This fall, when I took the offer to be design director of the Daily Trojan, I looked forward to two things. The first was the increased exposure of my designs to a larger audience than my usual Facebook circle. Second, I saw ever-growing potential in the paper and was excited to see how the many new ideas I had could transform it.
My excitement, however, fizzled when multiple people asked me, “What do you even do there?” These six words called into question how much of an impact I could make with a skill that seemed so “easy,” while simultaneously extinguishing the tiny fire of passion in my heart. I stumbled back a few steps, questioning for the first time what design really meant to this generation and, personally, to me.
In this digital age of information overload, text presented on its own — be it in magazines, online articles, or textbooks — can no longer hold a reader’s attention for long. Most of us no longer process information when it’s presented in text-dense form. We scan and skim for key phrases that we’re on the lookout for. Name the last time you read an article of 1,000 words, every single word from top to bottom and fully understood what it was about without having been interrupted by a distracting sidebar or another headline. What about the last time you clicked on a link because the picture attached was intriguing? Or the time you gave up reading a long essay because you scrolled all the way down and couldn’t find one single picture that made you stay.
With this evolution in the way we read, it only seems natural that there should be an increase in appreciation for design.
Design is not easy. It has never been easy. It is a time-consuming process full of trials and errors with infinite room for improvement. I hear the statement, “That looks about right” pretty often, but it breaks my heart every the time. The end product might look easy and put together, but what isn’t seen are countless decisions regarding balance, contrast, color, composition, scale and organization.

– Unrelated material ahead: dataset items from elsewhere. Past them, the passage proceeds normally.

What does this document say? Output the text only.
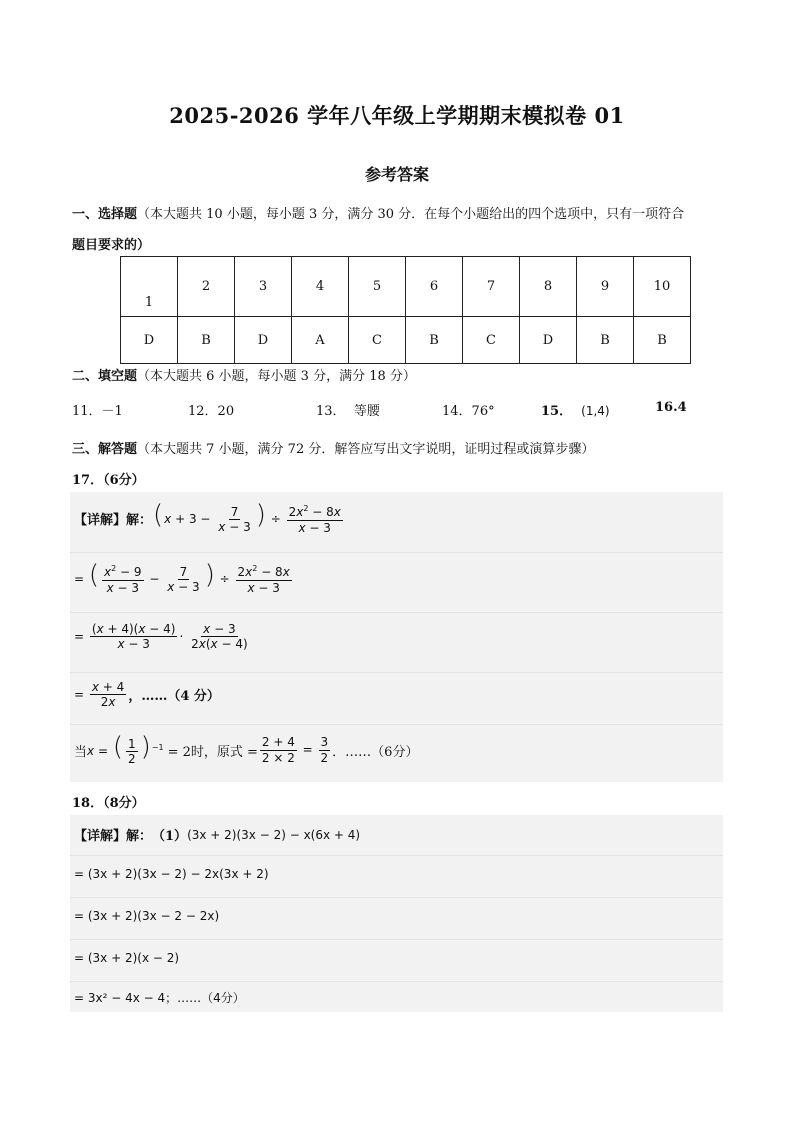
2025-2026 学年八年级上学期期末模拟卷 01
参考答案
一、选择题（本大题共 10 小题，每小题 3 分，满分 30 分．在每个小题给出的四个选项中，只有一项符合
题目要求的）
1	2	3	4	5	6	7	8	9	10
D	B	D	A	C	B	C	D	B	B
二、填空题（本大题共 6 小题，每小题 3 分，满分 18 分）
11．－1	12．20	13． 等腰	14．76°	15． (1,4)	16.4
三、解答题（本大题共 7 小题，满分 72 分．解答应写出文字说明，证明过程或演算步骤）
17．（6分）
【详解】解： ($x + 3 - \frac{7}{x - 3}$ ) ÷ $\frac{2x^2 - 8x}{x - 3}$
= ( $\frac{x^2 - 9}{x - 3} - \frac{7}{x - 3}$ ) ÷ $\frac{2x^2 - 8x}{x - 3}$
= $\frac{(x + 4)(x - 4)}{x - 3} \cdot \frac{x - 3}{2x(x - 4)}$
= $\frac{x + 4}{2x}$ ，……（4 分）
当 x = ( $\frac{1}{2} )^{-1} = 2$时，原式 = $\frac{2 + 4}{2 \times 2} = \frac{3}{2}$ ．……（6分）
18．（8分）
【详解】解： （1） (3x + 2)(3x − 2) − x(6x + 4)
= (3x + 2)(3x − 2) − 2x(3x + 2)
= (3x + 2)(3x − 2 − 2x)
= (3x + 2)(x − 2)
= 3x² − 4x − 4；……（4分）
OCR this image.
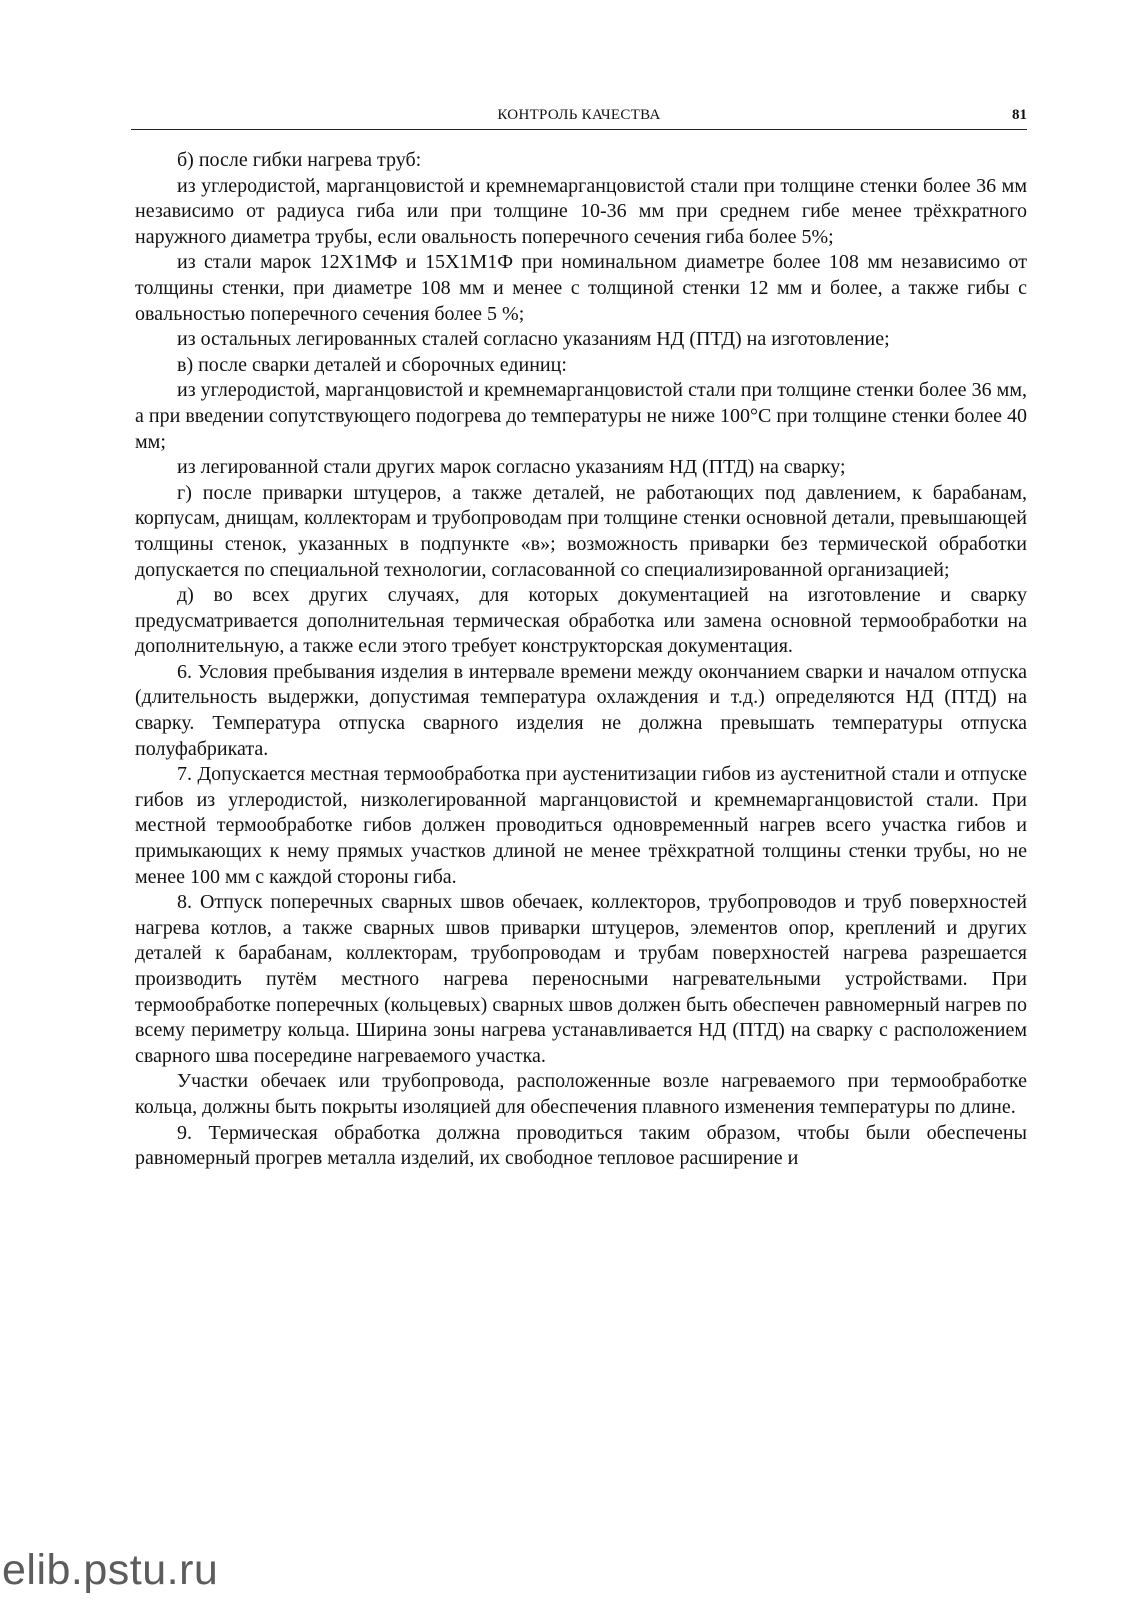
КОНТРОЛЬ КАЧЕСТВА	81

б) после гибки нагрева труб:

из углеродистой, марганцовистой и кремнемарганцовистой стали при толщине стенки более 36 мм независимо от радиуса гиба или при толщине 10-36 мм при среднем гибе менее трёхкратного наружного диаметра трубы, если овальность поперечного сечения гиба более 5%;

из стали марок 12Х1МФ и 15Х1М1Ф при номинальном диаметре более 108 мм независимо от толщины стенки, при диаметре 108 мм и менее с толщиной стенки 12 мм и более, а также гибы с овальностью поперечного сечения более 5 %;

из остальных легированных сталей согласно указаниям НД (ПТД) на изготовление;

в) после сварки деталей и сборочных единиц:

из углеродистой, марганцовистой и кремнемарганцовистой стали при толщине стенки более 36 мм, а при введении сопутствующего подогрева до температуры не ниже 100°С при толщине стенки более 40 мм;

из легированной стали других марок согласно указаниям НД (ПТД) на сварку;

г) после приварки штуцеров, а также деталей, не работающих под давлением, к барабанам, корпусам, днищам, коллекторам и трубопроводам при толщине стенки основной детали, превышающей толщины стенок, указанных в подпункте «в»; возможность приварки без термической обработки допускается по специальной технологии, согласованной со специализированной организацией;

д) во всех других случаях, для которых документацией на изготовление и сварку предусматривается дополнительная термическая обработка или замена основной термообработки на дополнительную, а также если этого требует конструкторская документация.

6. Условия пребывания изделия в интервале времени между окончанием сварки и началом отпуска (длительность выдержки, допустимая температура охлаждения и т.д.) определяются НД (ПТД) на сварку. Температура отпуска сварного изделия не должна превышать температуры отпуска полуфабриката.

7. Допускается местная термообработка при аустенитизации гибов из аустенитной стали и отпуске гибов из углеродистой, низколегированной марганцовистой и кремнемарганцовистой стали. При местной термообработке гибов должен проводиться одновременный нагрев всего участка гибов и примыкающих к нему прямых участков длиной не менее трёхкратной толщины стенки трубы, но не менее 100 мм с каждой стороны гиба.

8. Отпуск поперечных сварных швов обечаек, коллекторов, трубопроводов и труб поверхностей нагрева котлов, а также сварных швов приварки штуцеров, элементов опор, креплений и других деталей к барабанам, коллекторам, трубопроводам и трубам поверхностей нагрева разрешается производить путём местного нагрева переносными нагревательными устройствами. При термообработке поперечных (кольцевых) сварных швов должен быть обеспечен равномерный нагрев по всему периметру кольца. Ширина зоны нагрева устанавливается НД (ПТД) на сварку с расположением сварного шва посередине нагреваемого участка.

Участки обечаек или трубопровода, расположенные возле нагреваемого при термообработке кольца, должны быть покрыты изоляцией для обеспечения плавного изменения температуры по длине.

9. Термическая обработка должна проводиться таким образом, чтобы были обеспечены равномерный прогрев металла изделий, их свободное тепловое расширение и

elib.pstu.ru
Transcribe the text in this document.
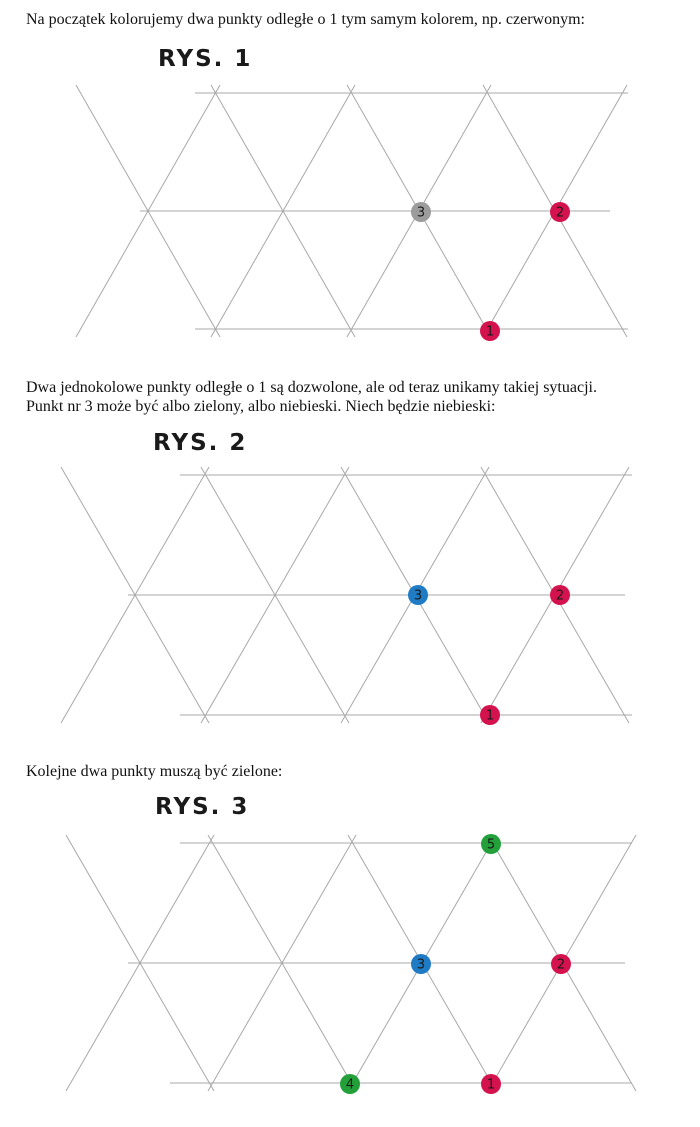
Na początek kolorujemy dwa punkty odległe o 1 tym samym kolorem, np. czerwonym:

RYS. 1
1
2
3

Dwa jednokolowe punkty odległe o 1 są dozwolone, ale od teraz unikamy takiej sytuacji.

Punkt nr 3 może być albo zielony, albo niebieski. Niech będzie niebieski:

RYS. 2
1
2
3

Kolejne dwa punkty muszą być zielone:

RYS. 3
1
2
3
4
5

Each decision is crucial because it dictates the next decision we make. If anything is missing at one point, we fall back a few steps. Each rule we follow dictates the next rule we make, and most, if not all, elements have to follow that rule. But, of course, there are times when you have to break your own set of rules and start over — especially when clients have so many requests.
“It looks so empty. Can you fill it up by stretching it?”
“It needs to be more lively and fun.”
“Can you fit more text onto this page?”
“Make it bigger.”
In these adjustment calls, one thing has been forgotten — great design provides comfort in a subtle manner. Designers filter information for the audience and connect the subject matter in the most direct manner,but seamlessly and naturally. So, no, we refuse to enlarge any elements because white space is crucial. It allows one to focus the most important message being delivered and yields room for the overall artwork to “breathe.” No, we refuse to fit more text into this page to reduce cost because it will become difficult to read when you have to squint your eyes in order to read the next line. And, no, we are not filling up the empty space by simply stretching our text.
We have already considered all aspects when thinking of how to make this product the best it can be. We think about how your eyes will move from one element to the next. We think about the associated emotions that will come along with the presented information. We think about how our work will affect you. We design for you.
With that goal in mind, my design team and I want to help define the Daily Trojan by offering you an enjoyable reading experience. We want to create designs that are simple, clean and straightforward. We make graphics that captures the essence of an article. We collaborate with multimedia to give you options. We want you to remember us and appreciate the thought that went into the simple beauty of a layout.
With that said, I want to thank my fellow editors for their continuous support and appreciation of my team. I also would like to thank you for stopping by and reading about design from an insider’s perspective. I hope sharing my thoughts will inspire you to see and appreciate design from another perspective.
Samantha Lee is a junior majoring in architecture. She is also the design director of the Daily Trojan.